The summit also unveiled the Content India Trends Report, whose findings made for bracing reading. Daoud Jackson, senior analyst at OMDIA, set the tone: “By 2030, online video in India will nearly double the revenue of traditional TV, becoming the main driver of growth.” He noted that in 2025, India produced a quarter of all YouTube videos globally, overtaking the United States, while Indians collectively spend 117 years daily on YouTube and 72 years on Instagram. Traditional subscription TV is declining as free TV and connected TV gain ground, forcing broadcasters to innovate. “AI-generated content is just 2 per cent of engagement,” Jackson added, “highlighting the dominance of high-quality human content. The key for Indian media companies is scaling while monetising effectively from day one.”

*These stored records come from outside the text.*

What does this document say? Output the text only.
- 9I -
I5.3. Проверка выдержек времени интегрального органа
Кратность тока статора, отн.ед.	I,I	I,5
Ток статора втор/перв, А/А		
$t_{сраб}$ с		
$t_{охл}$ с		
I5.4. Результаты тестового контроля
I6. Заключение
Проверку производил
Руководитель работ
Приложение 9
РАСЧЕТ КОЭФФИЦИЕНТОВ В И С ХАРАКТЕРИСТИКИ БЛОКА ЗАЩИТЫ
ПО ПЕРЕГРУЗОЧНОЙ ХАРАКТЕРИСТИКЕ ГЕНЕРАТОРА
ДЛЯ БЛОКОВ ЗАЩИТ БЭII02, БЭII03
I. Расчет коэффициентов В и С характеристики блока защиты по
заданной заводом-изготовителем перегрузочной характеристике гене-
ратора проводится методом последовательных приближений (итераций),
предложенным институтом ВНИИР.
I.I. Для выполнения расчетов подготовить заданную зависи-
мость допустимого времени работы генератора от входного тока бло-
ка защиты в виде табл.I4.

Hannah Walsh, principal analyst at Ampere Analysis, added hard numbers to the picture. India produced over 24,000 titles in January 2026 alone, with 19,000 available internationally. The country now accounts for 12 per cent of Asia-Pacific content spend, up from 8 per cent in 2021, outpacing both Japan and China. Key exporters include JioStar, Zee Entertainment, Sony India, Amazon and Netflix, delivering over 7,500 Indian-produced titles abroad each year. The top importing markets are Saudi Arabia, the UAE, Egypt, the United States and the Philippines. Scripted content dominates globally at 88 per cent, with crime dramas and children’s and family titles performing particularly strongly.
Manoj Dobhal, chief executive and executive director of Dish TV India, framed the summit’s ambition squarely. “Stories don’t need translation. They need a platform, discovery, and reach, local or global,” he said. “India produces more movies than any country, our streaming platforms compete globally, and our tech and creators win international awards. Yet fragmentation slows growth. Producers, platforms, and tech move in different lanes. We need shared spaces, collaboration, and an ecosystem where ideas, technology, and people meet. That is why we built Content India.”
The data, the pitches and the prize money all pointed to the same conclusion: India is not waiting for the world to discover its stories. It is building the infrastructure to sell them.